Thursday, 29 April 2021

Data Security in MIS (MIS 29.04.2021)

Data Security in MIS

Classification is an effective way to protect your valuable data. By identifying the types of data, you store and pinpointing where sensitive data resides, you are well positioned to:

1. Prioritize your security measures, adjusting your security controls based on data sensitivity

2. Understand who can access, modify or delete data

3. Assess risks, such the business impact of a breach, ransomware attack or other threat

 

Types of Data Classification

1. Content-based classification inspects and interprets files to identify sensitive information.

2. Context-based classification looks at application, location, creator tags and other variables as indirect indicators of sensitive information.

3. User-based classification depends on manual selection of each document by a person.

Examples of Data Classification Categories

Example of a Basic Classification Scheme

The simplest scheme is three-level classification:

1. Public data — Data that can be freely disclosed to the public. Examples include your company contact information and browser cookie policy.

2. Internal data — Data that has low security requirements but is not meant for public disclosure, like marketing research.

3. Restricted data — Highly sensitive internal data. Disclosure could negatively affect operations and put the organization at financial or legal risk. Restricted data requires the highest level of security protection.

 

Example of a Government Classification Scheme

Government agencies often use three levels of sensitivity but give them different labels than listed above: top secret, secret and public. For more complex data structures, more levels may be added. Here is a five-level strategy with examples:

1. Top secret — Cryptologic and communications intelligence

2. Secret — Select military plans

3. Confidential — Data indicating the strength of ground forces

4. Sensitive unclassified — Data tagged “For Official Use Only”

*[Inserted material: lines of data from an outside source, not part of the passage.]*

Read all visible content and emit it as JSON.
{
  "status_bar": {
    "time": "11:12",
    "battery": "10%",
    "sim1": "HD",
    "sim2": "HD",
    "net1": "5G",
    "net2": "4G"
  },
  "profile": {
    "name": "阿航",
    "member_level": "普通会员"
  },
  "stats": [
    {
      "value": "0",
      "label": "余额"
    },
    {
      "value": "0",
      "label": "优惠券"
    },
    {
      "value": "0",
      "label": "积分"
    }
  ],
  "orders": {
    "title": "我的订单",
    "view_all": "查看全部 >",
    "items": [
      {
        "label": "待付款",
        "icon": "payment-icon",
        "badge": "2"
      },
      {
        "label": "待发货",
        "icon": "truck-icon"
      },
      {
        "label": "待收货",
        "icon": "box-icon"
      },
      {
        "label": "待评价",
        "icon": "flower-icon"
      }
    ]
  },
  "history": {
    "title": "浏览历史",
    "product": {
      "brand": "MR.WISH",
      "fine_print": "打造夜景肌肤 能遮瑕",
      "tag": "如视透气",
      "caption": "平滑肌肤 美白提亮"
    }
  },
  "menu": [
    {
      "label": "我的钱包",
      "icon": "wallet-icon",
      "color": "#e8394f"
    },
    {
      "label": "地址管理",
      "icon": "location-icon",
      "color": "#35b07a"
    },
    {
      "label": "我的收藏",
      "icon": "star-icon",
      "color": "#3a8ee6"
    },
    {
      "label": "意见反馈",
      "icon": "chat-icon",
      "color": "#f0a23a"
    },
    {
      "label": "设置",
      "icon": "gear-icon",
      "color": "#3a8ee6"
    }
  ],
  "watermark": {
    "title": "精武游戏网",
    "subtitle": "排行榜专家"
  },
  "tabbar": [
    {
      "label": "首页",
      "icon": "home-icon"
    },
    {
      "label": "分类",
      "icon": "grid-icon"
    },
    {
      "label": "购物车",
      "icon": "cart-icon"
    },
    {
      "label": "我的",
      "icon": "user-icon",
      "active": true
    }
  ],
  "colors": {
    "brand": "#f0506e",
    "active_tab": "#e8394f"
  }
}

5. Unclassified — Data that may be publicly released with authorization

 

Example of Commercial Classification

Typically, organizations that store and process commercial data use four levels to classify data: three confidential levels and one public level. Some expand that to a five-level system with the following levels:

1. Sensitive — Intellectual property, PHI

2. Confidential — Vendor contracts, employee reviews

3. Private — Customer names or images

4. Proprietary — Organizational processes

5. Public — Information that may be disclosed to anyone.